Une difficulté se pose toutefois, nous semble-t-il, sur le terrain du droit interne. Le communiqué de
Presse indique que la chambre sociale a opéré une combinaison entre l’alinéa 2 de l’article L.
1233-1 du code du travail et l’article 12 de l’ANI. Il apparaît plutôt qu’elle a fait primer le second sur
le premier.
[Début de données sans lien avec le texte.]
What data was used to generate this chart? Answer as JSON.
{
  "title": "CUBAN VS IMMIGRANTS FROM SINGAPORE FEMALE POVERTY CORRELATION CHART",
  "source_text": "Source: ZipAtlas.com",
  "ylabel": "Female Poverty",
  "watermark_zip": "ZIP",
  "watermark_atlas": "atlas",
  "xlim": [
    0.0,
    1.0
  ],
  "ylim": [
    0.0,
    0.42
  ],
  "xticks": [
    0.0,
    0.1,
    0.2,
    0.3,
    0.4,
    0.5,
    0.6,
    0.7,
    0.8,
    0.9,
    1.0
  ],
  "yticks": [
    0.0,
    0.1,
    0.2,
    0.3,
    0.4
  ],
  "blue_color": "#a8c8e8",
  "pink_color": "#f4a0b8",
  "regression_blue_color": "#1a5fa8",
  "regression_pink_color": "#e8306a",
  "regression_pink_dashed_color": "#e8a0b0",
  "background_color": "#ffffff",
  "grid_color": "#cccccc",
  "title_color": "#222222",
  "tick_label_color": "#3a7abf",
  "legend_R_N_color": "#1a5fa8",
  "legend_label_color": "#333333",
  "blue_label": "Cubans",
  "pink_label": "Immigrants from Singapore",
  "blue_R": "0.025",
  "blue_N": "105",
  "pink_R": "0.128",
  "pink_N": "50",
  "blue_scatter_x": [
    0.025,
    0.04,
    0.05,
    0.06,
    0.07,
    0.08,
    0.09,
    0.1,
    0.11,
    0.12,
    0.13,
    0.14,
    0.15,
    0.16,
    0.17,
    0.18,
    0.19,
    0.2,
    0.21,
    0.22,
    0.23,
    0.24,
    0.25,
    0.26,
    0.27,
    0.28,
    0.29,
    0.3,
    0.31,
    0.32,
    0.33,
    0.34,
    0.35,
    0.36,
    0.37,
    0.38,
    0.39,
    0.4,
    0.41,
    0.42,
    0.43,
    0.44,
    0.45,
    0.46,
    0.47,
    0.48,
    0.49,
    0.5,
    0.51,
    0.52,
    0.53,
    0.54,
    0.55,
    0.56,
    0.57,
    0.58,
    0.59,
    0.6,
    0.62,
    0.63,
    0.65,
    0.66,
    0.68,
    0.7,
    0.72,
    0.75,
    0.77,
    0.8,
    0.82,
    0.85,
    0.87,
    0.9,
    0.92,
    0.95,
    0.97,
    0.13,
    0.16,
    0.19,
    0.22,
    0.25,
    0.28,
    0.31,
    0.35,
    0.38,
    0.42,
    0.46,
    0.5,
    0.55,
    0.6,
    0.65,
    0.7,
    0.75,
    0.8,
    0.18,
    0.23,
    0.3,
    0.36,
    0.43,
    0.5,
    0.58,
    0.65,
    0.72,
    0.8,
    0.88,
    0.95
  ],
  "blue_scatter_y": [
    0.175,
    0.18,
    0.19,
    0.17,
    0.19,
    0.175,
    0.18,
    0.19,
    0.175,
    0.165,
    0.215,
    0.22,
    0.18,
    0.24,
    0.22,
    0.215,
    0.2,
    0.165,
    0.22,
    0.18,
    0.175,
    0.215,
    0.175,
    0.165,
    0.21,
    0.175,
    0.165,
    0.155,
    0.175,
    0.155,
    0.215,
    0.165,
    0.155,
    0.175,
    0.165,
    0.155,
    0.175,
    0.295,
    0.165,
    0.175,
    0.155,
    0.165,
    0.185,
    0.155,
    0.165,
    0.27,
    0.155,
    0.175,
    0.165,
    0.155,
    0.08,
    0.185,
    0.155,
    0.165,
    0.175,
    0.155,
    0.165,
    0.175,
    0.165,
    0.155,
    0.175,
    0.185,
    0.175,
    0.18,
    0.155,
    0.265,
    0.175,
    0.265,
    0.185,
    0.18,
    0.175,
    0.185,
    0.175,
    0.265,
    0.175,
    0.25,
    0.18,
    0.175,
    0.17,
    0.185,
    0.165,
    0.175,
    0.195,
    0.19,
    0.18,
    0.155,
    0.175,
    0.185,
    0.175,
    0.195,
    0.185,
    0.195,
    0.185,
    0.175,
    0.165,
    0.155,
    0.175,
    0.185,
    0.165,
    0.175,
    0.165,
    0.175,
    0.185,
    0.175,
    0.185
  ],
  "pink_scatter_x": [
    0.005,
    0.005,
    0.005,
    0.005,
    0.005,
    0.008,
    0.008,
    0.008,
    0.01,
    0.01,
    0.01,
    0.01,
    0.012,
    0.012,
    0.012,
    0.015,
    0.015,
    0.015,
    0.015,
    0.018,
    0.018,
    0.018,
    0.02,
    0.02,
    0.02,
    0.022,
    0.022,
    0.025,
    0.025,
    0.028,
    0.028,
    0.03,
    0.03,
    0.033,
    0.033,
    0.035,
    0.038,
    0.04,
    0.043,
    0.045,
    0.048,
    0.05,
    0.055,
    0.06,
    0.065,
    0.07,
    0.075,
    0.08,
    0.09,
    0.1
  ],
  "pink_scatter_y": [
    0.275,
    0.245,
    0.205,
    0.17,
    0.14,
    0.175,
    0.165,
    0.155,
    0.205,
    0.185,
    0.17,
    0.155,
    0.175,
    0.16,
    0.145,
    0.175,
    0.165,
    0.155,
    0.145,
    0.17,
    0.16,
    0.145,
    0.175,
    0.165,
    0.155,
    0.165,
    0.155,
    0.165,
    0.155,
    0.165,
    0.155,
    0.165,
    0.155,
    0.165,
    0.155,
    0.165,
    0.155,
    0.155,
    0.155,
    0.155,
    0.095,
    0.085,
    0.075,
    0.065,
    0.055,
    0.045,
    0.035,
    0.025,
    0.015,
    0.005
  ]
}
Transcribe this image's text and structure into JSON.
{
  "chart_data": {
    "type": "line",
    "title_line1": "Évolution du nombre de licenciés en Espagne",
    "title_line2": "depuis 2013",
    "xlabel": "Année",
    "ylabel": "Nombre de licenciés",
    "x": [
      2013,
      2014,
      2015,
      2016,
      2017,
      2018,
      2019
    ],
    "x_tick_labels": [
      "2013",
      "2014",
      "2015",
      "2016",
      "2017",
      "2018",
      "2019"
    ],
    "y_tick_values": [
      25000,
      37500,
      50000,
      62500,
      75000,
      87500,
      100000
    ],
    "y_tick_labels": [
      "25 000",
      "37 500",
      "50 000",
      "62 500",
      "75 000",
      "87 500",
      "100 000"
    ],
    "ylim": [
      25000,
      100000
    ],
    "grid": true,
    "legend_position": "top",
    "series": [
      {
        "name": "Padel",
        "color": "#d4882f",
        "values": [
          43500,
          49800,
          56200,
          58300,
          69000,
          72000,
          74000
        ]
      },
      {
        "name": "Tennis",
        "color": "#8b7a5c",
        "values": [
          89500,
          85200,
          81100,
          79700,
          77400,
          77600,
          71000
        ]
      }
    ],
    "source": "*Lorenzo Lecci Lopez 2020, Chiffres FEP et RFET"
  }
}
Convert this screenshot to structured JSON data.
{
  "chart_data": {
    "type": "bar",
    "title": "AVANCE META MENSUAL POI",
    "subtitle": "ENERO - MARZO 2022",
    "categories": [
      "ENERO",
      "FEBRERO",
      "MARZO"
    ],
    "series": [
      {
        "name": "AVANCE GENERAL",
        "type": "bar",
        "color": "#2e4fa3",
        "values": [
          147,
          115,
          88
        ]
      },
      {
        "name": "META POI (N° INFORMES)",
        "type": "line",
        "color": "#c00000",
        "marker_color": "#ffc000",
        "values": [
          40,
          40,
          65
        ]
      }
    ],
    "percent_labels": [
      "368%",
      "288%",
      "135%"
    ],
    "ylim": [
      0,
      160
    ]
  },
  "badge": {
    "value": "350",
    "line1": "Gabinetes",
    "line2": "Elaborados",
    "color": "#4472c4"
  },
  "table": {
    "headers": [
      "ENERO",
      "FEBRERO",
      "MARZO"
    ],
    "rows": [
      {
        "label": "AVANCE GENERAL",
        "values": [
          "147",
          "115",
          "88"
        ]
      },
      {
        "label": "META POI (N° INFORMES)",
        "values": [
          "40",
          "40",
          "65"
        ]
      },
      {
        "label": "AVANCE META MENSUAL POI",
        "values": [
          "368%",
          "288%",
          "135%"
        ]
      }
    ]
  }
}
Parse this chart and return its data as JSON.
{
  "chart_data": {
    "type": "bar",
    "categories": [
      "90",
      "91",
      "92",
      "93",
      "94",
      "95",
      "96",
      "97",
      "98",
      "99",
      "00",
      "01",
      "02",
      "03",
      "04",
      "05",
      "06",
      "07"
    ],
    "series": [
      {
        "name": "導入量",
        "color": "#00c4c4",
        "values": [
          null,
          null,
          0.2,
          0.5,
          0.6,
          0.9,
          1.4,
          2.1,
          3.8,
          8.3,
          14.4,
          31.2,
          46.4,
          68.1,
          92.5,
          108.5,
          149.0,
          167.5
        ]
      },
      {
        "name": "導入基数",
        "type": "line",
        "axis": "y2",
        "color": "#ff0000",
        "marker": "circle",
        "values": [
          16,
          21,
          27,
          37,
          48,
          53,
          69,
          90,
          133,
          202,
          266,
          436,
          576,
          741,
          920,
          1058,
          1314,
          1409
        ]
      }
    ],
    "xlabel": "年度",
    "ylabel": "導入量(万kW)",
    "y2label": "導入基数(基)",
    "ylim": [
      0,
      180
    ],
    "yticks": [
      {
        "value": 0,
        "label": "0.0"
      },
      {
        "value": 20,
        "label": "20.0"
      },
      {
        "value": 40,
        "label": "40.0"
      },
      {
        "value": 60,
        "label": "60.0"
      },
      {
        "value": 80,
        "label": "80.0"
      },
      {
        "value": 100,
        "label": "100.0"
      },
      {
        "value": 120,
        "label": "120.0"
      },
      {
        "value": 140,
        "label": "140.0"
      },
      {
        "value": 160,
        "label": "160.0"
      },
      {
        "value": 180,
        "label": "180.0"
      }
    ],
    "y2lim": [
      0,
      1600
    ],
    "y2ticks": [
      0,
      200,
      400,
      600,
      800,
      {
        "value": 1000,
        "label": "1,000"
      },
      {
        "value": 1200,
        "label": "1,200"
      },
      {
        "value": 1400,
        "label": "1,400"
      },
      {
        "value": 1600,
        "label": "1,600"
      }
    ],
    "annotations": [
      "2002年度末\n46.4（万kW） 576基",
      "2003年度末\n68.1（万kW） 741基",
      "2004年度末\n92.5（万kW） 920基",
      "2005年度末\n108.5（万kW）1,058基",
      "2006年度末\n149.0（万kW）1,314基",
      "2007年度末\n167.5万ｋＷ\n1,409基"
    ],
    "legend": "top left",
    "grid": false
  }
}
À cet égard, le présent arrêt suscite un certain malaise. En privilégiant les dispositions
de l’ANI sur la loi adoptée afin de permettre son application, la haute juridiction ne réduit-elle pas à
néant le pouvoir d’amendement du législateur sur le texte élaboré par les partenaires sociaux et
dont l’application nécessitait l’intervention du législateur ? N’y-a-t-il pas dans cette façon de
procéder une forme d’inversion de la hiérarchie des normes étrangère à l’application du principe de
faveur ? À l’aune d’une semblable décision, on est en droit de se demander si la loi négociée,
illustration traditionnelle de la complémentarité des rôles du législateur et des partenaires sociaux,
ne pourrait, sous les auspices du juge, dégénérer en relation concurrentielle et conflictuelle. Avis
est en tout cas donné au législateur. S’il souhaite que ses amendements soient dotés d’efficacité, il
a tout intérêt à chercher à obtenir des partenaires sociaux que le texte soumis à son examen
prenne la forme d’une position commune plutôt que celle d’un ANI.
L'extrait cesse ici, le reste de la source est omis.